I have a situation where my dataframe has 3 columns, out of these three columns there is a possibility that there are nulls in column3. The total records in this DF is 2 million. I would need to fill this null values via a value from mysql database(basically calling a function which returns a value). I can think about looping over each row but this could be much more time consuming given the amount of data. How can I achieve this, I know how to fill the nulls with a static value but this is completely dynamic. Thanks for the help Regards, Robin
-
you want to replace null with one single value return by your function right or i interpret the question incorrectly – Ankit Kumar Namdeo Sep 08 '18 at 14:21
-
The function would return a different value each time its called.This would return a sequence and I would need to assign them to each row. – Python Newbie Sep 08 '18 at 18:48
-
1Please read [how to create good reproducible apache spark dataframe examples](https://stackoverflow.com/questions/48427185/how-to-make-good-reproducible-apache-spark-dataframe-examples). – pault Sep 08 '18 at 19:23
2 Answers
If I get your question correctly, you want to have some unique value in a column if there has been a Null
value before. One possible method would be the following code, which checks for Null
values in the value
column.
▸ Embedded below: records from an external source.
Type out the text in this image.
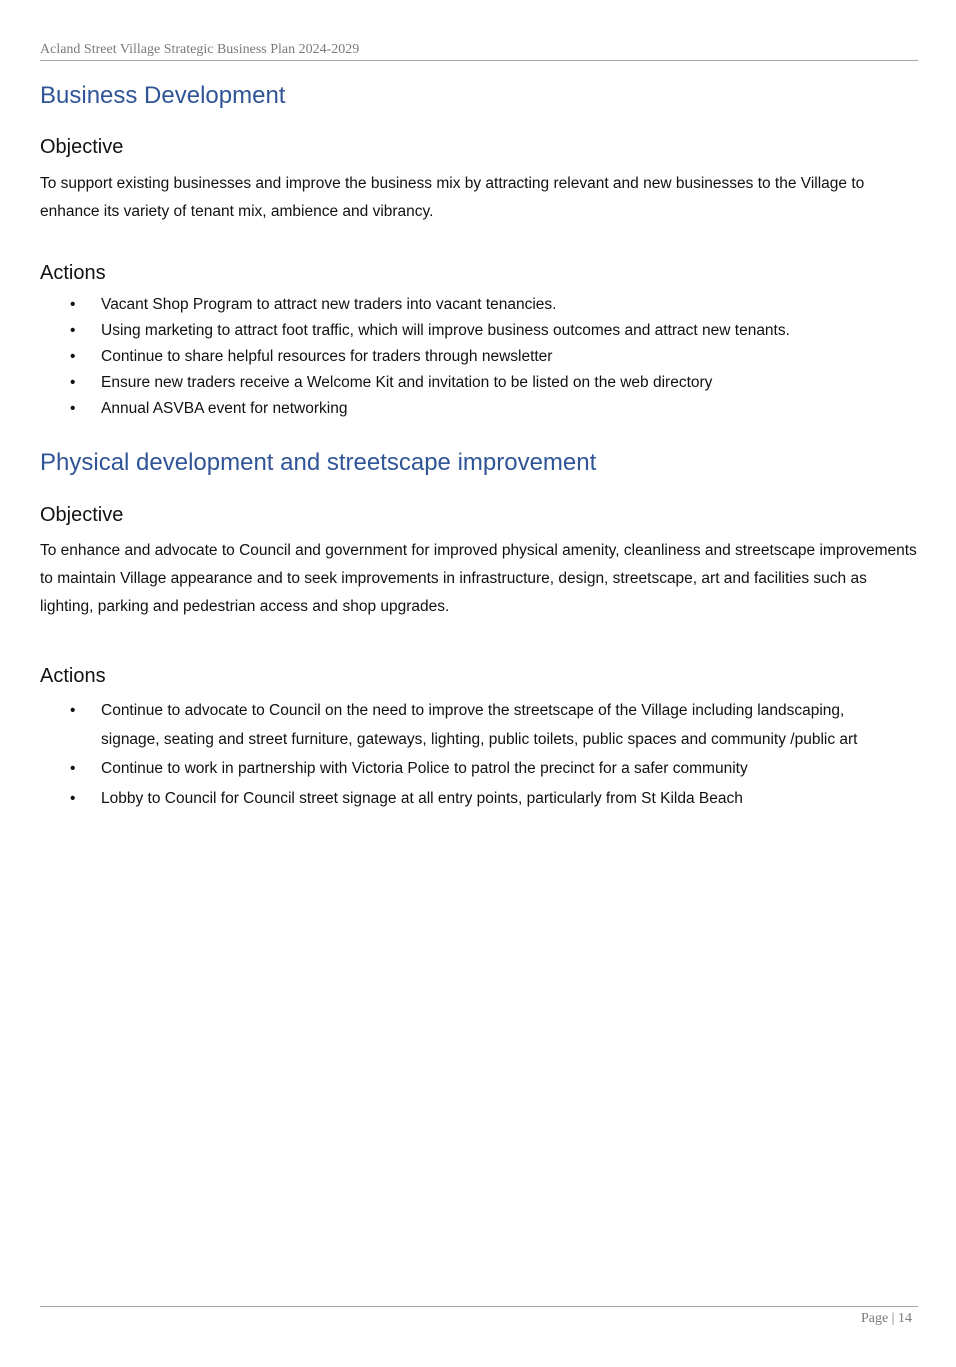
Acland Street Village Strategic Business Plan 2024-2029
Business Development
Objective

To support existing businesses and improve the business mix by attracting relevant and new businesses to the Village to enhance its variety of tenant mix, ambience and vibrancy.

Actions
• Vacant Shop Program to attract new traders into vacant tenancies.
• Using marketing to attract foot traffic, which will improve business outcomes and attract new tenants.
• Continue to share helpful resources for traders through newsletter
• Ensure new traders receive a Welcome Kit and invitation to be listed on the web directory
• Annual ASVBA event for networking
Physical development and streetscape improvement
Objective

To enhance and advocate to Council and government for improved physical amenity, cleanliness and streetscape improvements to maintain Village appearance and to seek improvements in infrastructure, design, streetscape, art and facilities such as lighting, parking and pedestrian access and shop upgrades.

Actions
• Continue to advocate to Council on the need to improve the streetscape of the Village including landscaping, signage, seating and street furniture, gateways, lighting, public toilets, public spaces and community /public art
• Continue to work in partnership with Victoria Police to patrol the precinct for a safer community
• Lobby to Council for Council street signage at all entry points, particularly from St Kilda Beach
Page | 14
If it finds Null
it will use the monotonically_increasing id to replace the Null
. In the other case the original value will remain.
test_df = spark.createDataFrame([
('a','2018'),
('b',None),
('c',None)
], ("col_name","value"))
test_df.withColumn("col3", when(col("value").isNull(), row_number()).otherwise(col("value"))).show(truncate=False)
Result:
+--------+-----+------------+
|col_name|value|col3 |
+--------+-----+------------+
|a |2018 |2018 |
|b |null |403726925824|
|c |null |609885356032|
+--------+-----+------------+
PS: For future requests, it would be good if you could include a sample from your data set and your desired output. This often helps to understand the problem.

- 1,960
- 2
- 14
- 18
-
Thanks I will try to format and also post an example, your statement helped me find the solution. Although the row_number() didnt work for me( I m using 2.3.0). Probably the row_number() is changed with some lower or uppercase, I tired that as well. I am going to use monotonically_increasing_id() to get incremental values for each row. The last question is I dont want to create the new column but I wanted to update the existing column. – Python Newbie Sep 11 '18 at 09:57
For the above test case I would update the value column for only two rows with below command. test_df.withColumn("value", when(col("value").isNull(), monotonically_increasing_id()).otherwise(col("value"))).show(truncate=False)
Thanks for all the comments and help.

- 45
- 1
- 7